M.Sc. Tezi Görüntüleme

       In this study, cyclic variability of a diesel engine using neat diesel fuel, five different butanol-diesel blends (%3, 6, 9, 12 and 15) and two different ethanol-diesel blends (%5 and 10) were modeled by using Artificial Neural Network (ANN). Also two different models were developed for engine performances and exhaust emissions. A naturally aspirated, single-cylinder, four-stroke and direct-injection diesel engine was used to evaluate their cyclic variation, engine performance and exhaust emission at different speeds and full load condition. The coefficient of variation of indicated mean pressure was used to evaluate cycle-to-cycle variation.
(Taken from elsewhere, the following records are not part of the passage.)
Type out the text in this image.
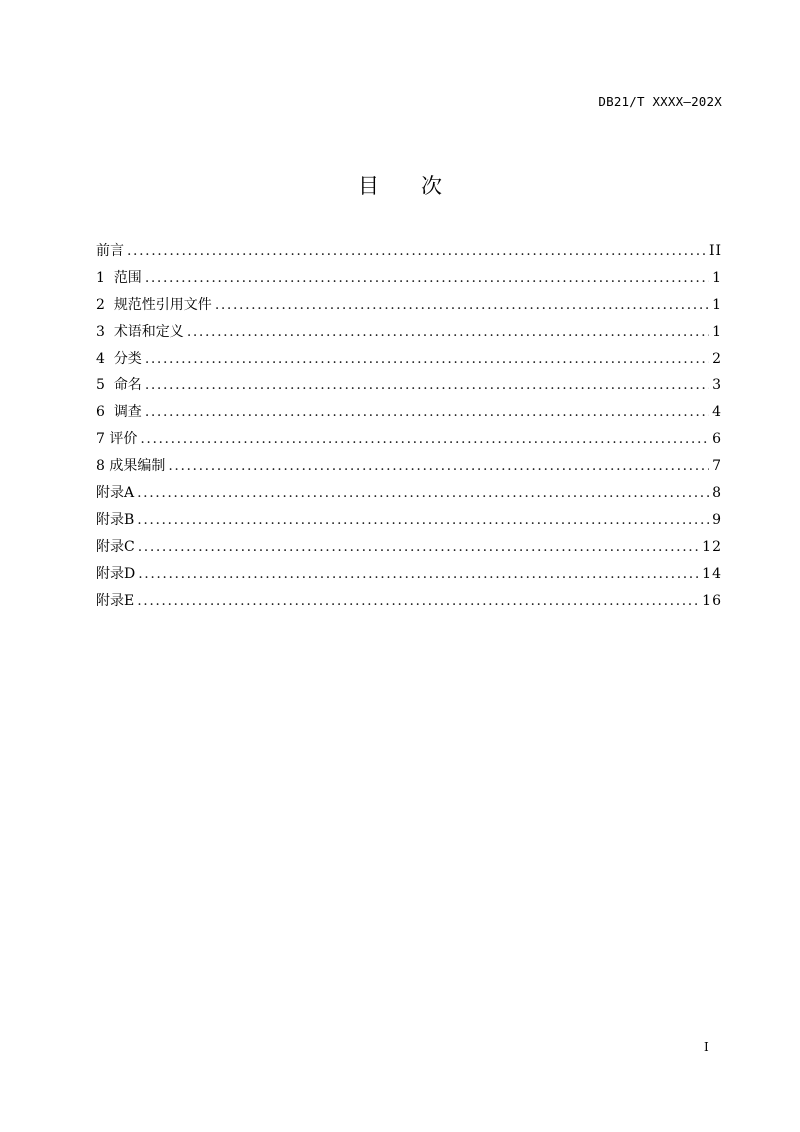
DB21/T XXXX—202X
目 次
前言 .....	II
1 范围 .....	1
2 规范性引用文件 .....	1
3 术语和定义 .....	1
4 分类 .....	2
5 命名 .....	3
6 调查 .....	4
7 评价 .....	6
8 成果编制 .....	7
附录A .....	8
附录B .....	9
附录C .....	12
附录D .....	14
附录E .....	16
I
The results have indicated that cyclic variability exhibits a increasing trend according to an increase in the alcohol blending ratio. In addition, specific fuel consumption and effective efficiency increased as carbon monoxide (CO) and nitrogen oxides (NOx) emissions decreased with increasing amount of alcohol (ethanol or n-butanol) in the fuel mixture. The back-propagation learning algorithm with two different variants (Scaled Conjugate Gradient (SCG) and Levenberg–Marquardt (LM) algorithms), single layer, and logistic sigmoid transfer function were used in the developed network. Mean square error, mean absolute percentage error and coefficient of determination values were used for performance of the networks. The all developed ANN models have showed a good agreement with the experimental results.